同じく文部科学省が提供している統計データ「家計負担の現状」によると、4年制の大学でかかる費用は以下のとおりです。

●国立大学
(自宅)2,876,000円 (下宿・アパート)5,332,000円

●私立大学
(自宅)5,175,200円 (下宿・アパート)7,905,600円

平均すると、これだけかかる計算になります。

ちなみに幼稚園から大学までかかる費用は、公立と私立で費用の差がありますが、

最小で総額800万円、最大で総額2400万円の間のお金がかかります。

一番かからないのは、「幼稚園から大学まですべて公立(国立)で自宅通い」で、一番かかるのは「すべて私立でアパート暮らし」になります。

年収別、平均貯蓄額

では、他の家庭は子供の将来に備えて、どのくらいお金を貯金しているのでしょうか?

金融広報中央委員会が調査した資料「年間手取り収入(臨時収入を含む)からの貯蓄割合」によりますと、

●年収300万円未満
●年収300~500万円未満
●年収500~750万円未満

いずれも、「貯蓄割合が10~15%」が最も多く、次いで「5~10%未満」になっています。

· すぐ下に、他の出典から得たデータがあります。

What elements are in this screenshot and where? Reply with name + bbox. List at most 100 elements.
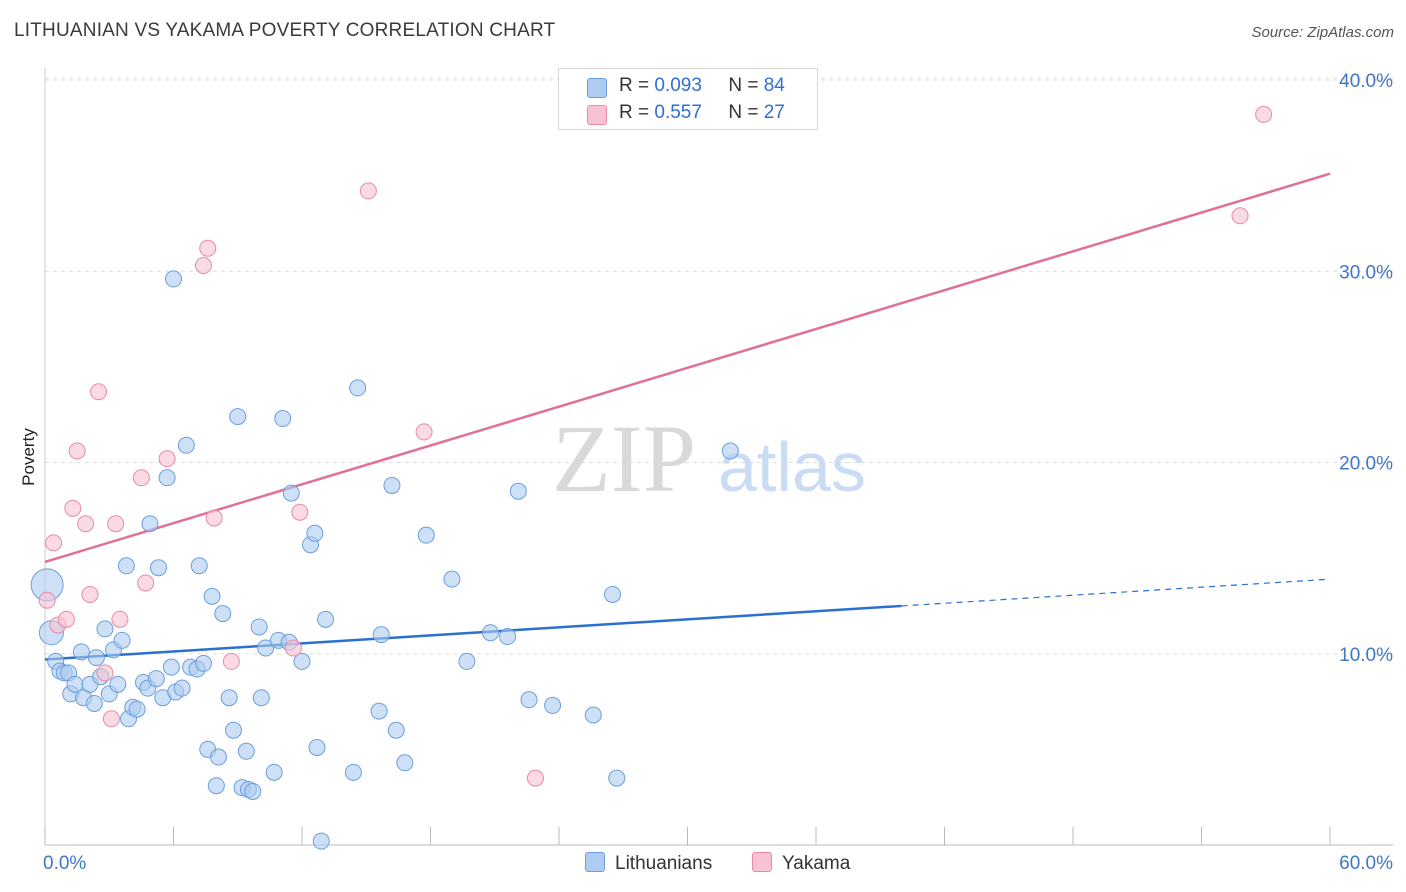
yakama-point [45, 534, 63, 552]
lithuanians-point [312, 832, 330, 850]
lithuanians-point [117, 557, 135, 575]
lithuanians-point [387, 721, 405, 739]
lithuanians-point [370, 702, 388, 720]
yakama-point [284, 639, 302, 657]
source-label: Source: ZipAtlas.com [1251, 24, 1394, 41]
lithuanians-point [265, 763, 283, 781]
lithuanians-point [87, 649, 105, 667]
yakama-point [96, 664, 114, 682]
yakama-point [194, 257, 212, 275]
axis-labels: 10.0% 20.0% 30.0% 40.0% 0.0% 60.0% [43, 71, 1393, 874]
y-tick-label: 10.0% [1339, 645, 1393, 666]
y-axis-title: Poverty [19, 428, 38, 486]
yakama-trend-line [44, 172, 1331, 564]
yakama-point [38, 591, 56, 609]
lithuanians-point [308, 738, 326, 756]
lithuanians-point [509, 482, 527, 500]
lithuanians-point [499, 628, 517, 646]
yakama-point [81, 585, 99, 603]
lithuanians-point [147, 670, 165, 688]
lithuanians-point [344, 763, 362, 781]
lithuanians-point [229, 408, 247, 426]
legend-r-label: R = [619, 75, 650, 96]
lithuanians-point [177, 436, 195, 454]
lithuanians-point [158, 469, 176, 487]
lithuanians-point [458, 652, 476, 670]
bottom-legend-lithuanians: Lithuanians [585, 852, 712, 875]
lithuanians-point [85, 694, 103, 712]
lithuanians-trend-extension [901, 578, 1331, 607]
legend-swatch-pink [587, 105, 607, 125]
lithuanians-point [96, 620, 114, 638]
lithuanians-point [173, 679, 191, 697]
lithuanians-point [72, 643, 90, 661]
lithuanians-point [150, 559, 168, 577]
yakama-point [57, 610, 75, 628]
lithuanians-point [207, 777, 225, 795]
lithuanians-point [383, 476, 401, 494]
lithuanians-point [113, 631, 131, 649]
lithuanians-point [282, 484, 300, 502]
lithuanians-point [721, 442, 739, 460]
yakama-point [137, 574, 155, 592]
watermark: ZIP atlas [552, 405, 866, 512]
lithuanians-point [190, 557, 208, 575]
legend-r-value: 0.093 [654, 75, 702, 96]
lithuanians-point [317, 610, 335, 628]
lithuanians-point [252, 689, 270, 707]
lithuanians-point [417, 526, 435, 544]
lithuanians-point [220, 689, 238, 707]
yakama-point [1231, 207, 1249, 225]
lithuanians-point [224, 721, 242, 739]
watermark-atlas: atlas [718, 428, 866, 506]
yakama-point [415, 423, 433, 441]
lithuanians-point [604, 585, 622, 603]
lithuanians-point [162, 658, 180, 676]
lithuanians-point [214, 605, 232, 623]
yakama-point [205, 509, 223, 527]
y-tick-label: 20.0% [1339, 454, 1393, 475]
lithuanians-point [165, 270, 182, 288]
x-tick-label: 60.0% [1339, 853, 1393, 874]
yakama-point [526, 769, 544, 787]
yakama-point [64, 499, 82, 517]
lithuanians-point [109, 675, 127, 693]
yakama-point [199, 239, 217, 257]
lithuanians-point [608, 769, 626, 787]
x-tick-label: 0.0% [43, 853, 86, 874]
yakama-point [107, 515, 125, 533]
yakama-point [90, 383, 108, 401]
yakama-point [291, 503, 309, 521]
correlation-legend: R = 0.093 N = 84 R = 0.557 N = 27 [558, 68, 818, 130]
lithuanians-point [194, 654, 212, 672]
legend-n-label: N = [728, 75, 759, 96]
yakama-point [68, 442, 86, 460]
lithuanians-point [443, 570, 461, 588]
trend-lines [44, 172, 1331, 661]
legend-r-value: 0.557 [654, 102, 702, 123]
lithuanians-point [481, 624, 499, 642]
lithuanians-point [520, 691, 538, 709]
chart-title: LITHUANIAN VS YAKAMA POVERTY CORRELATION… [14, 20, 556, 41]
grid-lines [45, 77, 1393, 655]
lithuanians-trend-line [44, 604, 902, 661]
legend-label-yakama: Yakama [782, 853, 851, 874]
yakama-point [132, 469, 150, 487]
y-tick-label: 40.0% [1339, 71, 1393, 92]
lithuanians-point [128, 700, 146, 718]
data-points [30, 105, 1273, 850]
legend-n-value: 84 [763, 75, 785, 96]
lithuanians-point [203, 587, 221, 605]
lithuanians-point [306, 524, 324, 542]
lithuanians-point [349, 379, 367, 397]
y-tick-label: 30.0% [1339, 262, 1393, 283]
lithuanians-point [372, 626, 390, 644]
legend-n-label: N = [728, 102, 759, 123]
legend-swatch-pink [752, 852, 772, 872]
lithuanians-point [257, 639, 275, 657]
legend-label-lithuanians: Lithuanians [615, 853, 713, 874]
legend-n-value: 27 [763, 102, 785, 123]
yakama-point [111, 610, 129, 628]
legend-swatch-blue [587, 78, 607, 98]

たとえば月の手取りが20万なら「毎月2~3万」、30万なら「毎月3万~4.5万」程度の貯金している人が最も多いという計算になります。

毎月  2万円の貯金×12か月×18年=432万円
毎月4.5万円の貯金×12か月×18年=972万円

別途学資保険で積立している人もいるかもしれませんが、金額的には「18歳の満期に200~300万円」という試算になります。

つまり、毎月平均的に貯金をしつつ学資保険もプラスすれば、最低でも600万以上貯蓄できることになります。

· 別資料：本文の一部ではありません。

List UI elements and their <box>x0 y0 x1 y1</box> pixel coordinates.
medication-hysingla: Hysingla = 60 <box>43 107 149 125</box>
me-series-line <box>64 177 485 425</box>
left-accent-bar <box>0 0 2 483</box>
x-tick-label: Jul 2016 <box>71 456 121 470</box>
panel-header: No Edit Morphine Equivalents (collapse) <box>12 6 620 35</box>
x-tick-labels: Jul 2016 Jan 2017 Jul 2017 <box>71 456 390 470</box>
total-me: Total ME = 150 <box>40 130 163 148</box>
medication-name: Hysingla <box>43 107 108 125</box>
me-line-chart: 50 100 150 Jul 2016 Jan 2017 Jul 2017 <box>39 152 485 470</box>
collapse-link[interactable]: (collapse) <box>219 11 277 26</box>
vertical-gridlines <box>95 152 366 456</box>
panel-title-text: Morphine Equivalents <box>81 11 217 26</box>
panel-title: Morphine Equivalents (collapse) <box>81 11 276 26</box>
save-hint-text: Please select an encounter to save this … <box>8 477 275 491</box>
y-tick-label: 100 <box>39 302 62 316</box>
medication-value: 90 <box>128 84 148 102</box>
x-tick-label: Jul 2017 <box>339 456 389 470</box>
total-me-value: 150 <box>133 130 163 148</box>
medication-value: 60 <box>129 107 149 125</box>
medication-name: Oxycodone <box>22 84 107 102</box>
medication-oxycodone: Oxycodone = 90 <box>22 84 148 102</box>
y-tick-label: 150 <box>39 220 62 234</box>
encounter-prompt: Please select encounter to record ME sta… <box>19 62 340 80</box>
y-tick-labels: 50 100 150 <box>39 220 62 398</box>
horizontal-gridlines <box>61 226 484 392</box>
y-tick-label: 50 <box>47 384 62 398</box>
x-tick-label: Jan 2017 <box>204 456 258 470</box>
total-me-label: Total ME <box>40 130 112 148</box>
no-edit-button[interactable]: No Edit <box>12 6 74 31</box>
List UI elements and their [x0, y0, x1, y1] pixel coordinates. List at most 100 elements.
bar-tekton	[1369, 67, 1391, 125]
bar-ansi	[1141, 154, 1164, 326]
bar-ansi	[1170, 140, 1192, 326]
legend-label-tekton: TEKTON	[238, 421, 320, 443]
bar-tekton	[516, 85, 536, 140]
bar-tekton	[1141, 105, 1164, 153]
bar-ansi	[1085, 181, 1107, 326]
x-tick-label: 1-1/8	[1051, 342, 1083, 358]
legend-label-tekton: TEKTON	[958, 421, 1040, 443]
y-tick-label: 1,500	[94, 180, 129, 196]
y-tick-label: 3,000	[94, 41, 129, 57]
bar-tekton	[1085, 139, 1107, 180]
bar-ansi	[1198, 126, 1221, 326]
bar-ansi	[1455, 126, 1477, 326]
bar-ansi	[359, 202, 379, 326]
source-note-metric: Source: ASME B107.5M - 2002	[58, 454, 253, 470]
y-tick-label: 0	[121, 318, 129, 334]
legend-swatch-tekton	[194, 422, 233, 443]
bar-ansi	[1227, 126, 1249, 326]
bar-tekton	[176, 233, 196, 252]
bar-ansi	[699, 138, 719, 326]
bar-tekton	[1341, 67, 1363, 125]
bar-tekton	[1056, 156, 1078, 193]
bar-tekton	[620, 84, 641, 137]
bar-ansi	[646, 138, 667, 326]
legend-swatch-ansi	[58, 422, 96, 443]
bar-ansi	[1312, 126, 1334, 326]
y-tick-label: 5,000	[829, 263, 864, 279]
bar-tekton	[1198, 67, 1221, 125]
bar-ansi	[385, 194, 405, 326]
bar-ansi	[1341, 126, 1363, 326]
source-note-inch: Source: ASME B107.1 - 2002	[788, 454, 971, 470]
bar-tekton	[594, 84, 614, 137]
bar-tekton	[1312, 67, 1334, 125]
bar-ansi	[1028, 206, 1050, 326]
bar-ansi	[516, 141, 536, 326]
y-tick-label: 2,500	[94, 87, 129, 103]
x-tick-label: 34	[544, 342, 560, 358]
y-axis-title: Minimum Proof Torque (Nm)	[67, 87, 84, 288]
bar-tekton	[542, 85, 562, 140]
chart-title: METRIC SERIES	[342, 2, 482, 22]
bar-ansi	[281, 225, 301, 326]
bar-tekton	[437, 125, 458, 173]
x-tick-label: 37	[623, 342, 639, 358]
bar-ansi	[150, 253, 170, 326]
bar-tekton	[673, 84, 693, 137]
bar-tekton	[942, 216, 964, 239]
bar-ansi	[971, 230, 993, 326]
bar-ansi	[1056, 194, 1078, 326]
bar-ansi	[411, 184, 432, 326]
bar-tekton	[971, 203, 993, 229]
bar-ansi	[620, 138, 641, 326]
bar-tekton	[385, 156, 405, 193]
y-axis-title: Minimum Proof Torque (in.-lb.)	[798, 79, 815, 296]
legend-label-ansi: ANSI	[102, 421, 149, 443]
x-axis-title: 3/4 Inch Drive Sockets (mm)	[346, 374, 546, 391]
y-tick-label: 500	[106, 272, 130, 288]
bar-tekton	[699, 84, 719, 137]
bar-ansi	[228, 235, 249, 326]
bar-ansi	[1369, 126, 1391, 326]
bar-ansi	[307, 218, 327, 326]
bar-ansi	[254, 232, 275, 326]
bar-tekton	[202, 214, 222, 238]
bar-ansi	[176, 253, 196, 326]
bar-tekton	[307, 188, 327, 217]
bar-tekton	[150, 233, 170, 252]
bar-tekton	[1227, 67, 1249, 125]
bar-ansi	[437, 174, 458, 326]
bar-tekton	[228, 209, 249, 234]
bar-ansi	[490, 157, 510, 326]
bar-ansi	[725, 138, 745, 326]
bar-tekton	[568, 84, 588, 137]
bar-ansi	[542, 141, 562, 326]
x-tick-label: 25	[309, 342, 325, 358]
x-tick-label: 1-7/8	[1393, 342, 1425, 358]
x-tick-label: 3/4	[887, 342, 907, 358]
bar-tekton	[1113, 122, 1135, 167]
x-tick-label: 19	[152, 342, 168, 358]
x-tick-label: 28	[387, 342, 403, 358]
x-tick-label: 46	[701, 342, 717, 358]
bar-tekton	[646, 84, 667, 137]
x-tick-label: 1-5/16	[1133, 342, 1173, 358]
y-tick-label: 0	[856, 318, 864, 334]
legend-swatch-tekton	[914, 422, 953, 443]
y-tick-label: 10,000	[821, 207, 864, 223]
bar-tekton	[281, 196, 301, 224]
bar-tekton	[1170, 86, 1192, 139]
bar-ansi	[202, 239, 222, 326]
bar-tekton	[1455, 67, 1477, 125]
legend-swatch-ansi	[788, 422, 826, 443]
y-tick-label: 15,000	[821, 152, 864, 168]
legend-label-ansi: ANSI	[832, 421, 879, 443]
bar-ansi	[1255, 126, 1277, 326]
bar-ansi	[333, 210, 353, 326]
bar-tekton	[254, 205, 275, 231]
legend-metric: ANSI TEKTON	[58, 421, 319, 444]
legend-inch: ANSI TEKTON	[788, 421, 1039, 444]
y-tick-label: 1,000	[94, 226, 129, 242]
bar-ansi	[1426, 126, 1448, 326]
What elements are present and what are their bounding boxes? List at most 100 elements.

少なくとも大学入学時にお金が足りない・・ということは考えられないのです。

~ちなみに~

年収500万未満の方で、まったく貯蓄しない人の割合が35%いますので、気をつけたいところです・・

学費や生活費が足りないとき、みんなどうしている?

今までお話した貯蓄額はあくまで「0歳から18歳までずっと貯金した場合」です。思い通りに行かないこともあるかもしれません。

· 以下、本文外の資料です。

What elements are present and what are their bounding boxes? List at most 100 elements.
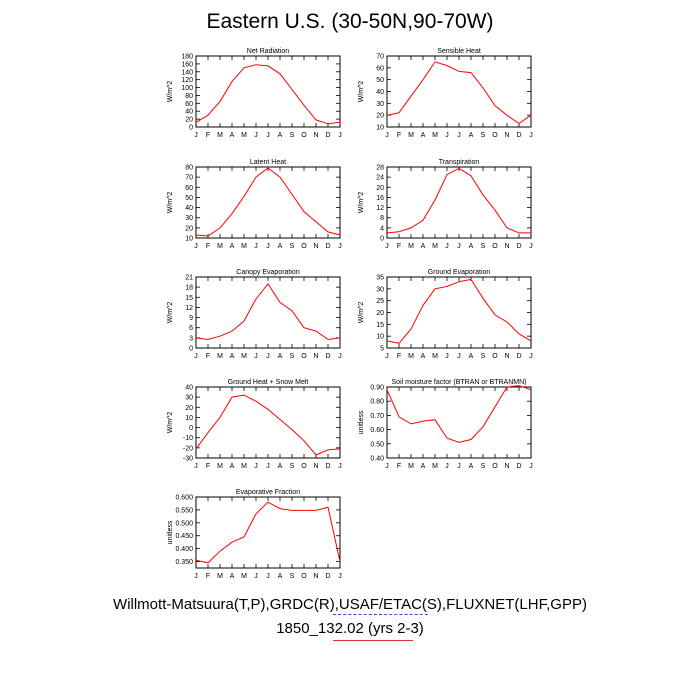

もし、学費や生活費の見通しが立たない・・と大学に入る前にわかった親はどうしているのでしょうか?

仕送りナシで、学費だけを払う

親の方で、半期ごとにかかる学費だけを支払ってあげて、生活費は子供でまかなってもらうというパターンが多いです。

奨学金を利用したり、アルバイトで生活費をまかなってもらうというのが定番です。

ただし、奨学金は親の収入状況や学業成績などが考慮され、必ず借りられるわけではありません。

アルバイトをするのが確実ですが、「家庭教師」が大学生の稼げるバイトの定番で、実際私も私の周りもみんなやっていました。

本人のやる気と適性にもよるのですが、月10万をかせいでいる友人も何人かいました。あまり子供をあてにしてはいけませんが、生活費を自分でまかなってもらうというのも一つです。

学生寮という手もある

親元から通えず、地方の大学に行く場合は「アパート」よりも「学生寮」の方が安く住めます。

国立大の学生寮になると、中には「月5000円」(食費は別)というところもあり、賃貸するよりも大幅に家賃を節約できます。

教育ローンを借りる

奨学金は、「子供が社会に出たら返す」ものですが、親が返すものは「教育ローン」になります。

日本政策金融公庫が扱う「国の教育ローン」が定番で、350万まで借りることができます。

専業主婦であればパートに行く

奥さんが専業主婦であれば、パートに行かざるを得ないケースもあります。現に私の大学時代の友人も「大学に入ってから親がパートに行きだした」という話を聞いています。

そもそも子供を大学に行かせることは必要?

経済的に無理で行かせてあげられない場合、どんなデメリットがあるのでしょう?

大学に行かせるメリット

●就職の選択肢が広がる(大卒でないとダメな会社は大手に多い)
●人生を謳歌させてあげられる
●バイトで社会に触れながら、じっくり考える時間が持てる
●世間体をある程度保てる

大学に行かせるデメリット

●経済的負担が増える
●子供にやる気がない場合、ニートになって無駄になるリスクも
●高卒でもできる子は社会で伸びる

最終的には”子供に選択肢を与えられる”ことが理想

個人的には「親が必要か必要でないかを判断すべきではない」というところではないでしょうか。

あくまで本人が大学にいくメリット・デメリットを自覚したうえで「いくいかない」を決めること。

理想は「どちらに転んでも、行きたいと言ったときのためにお金を用意してあげる」ことだと思います。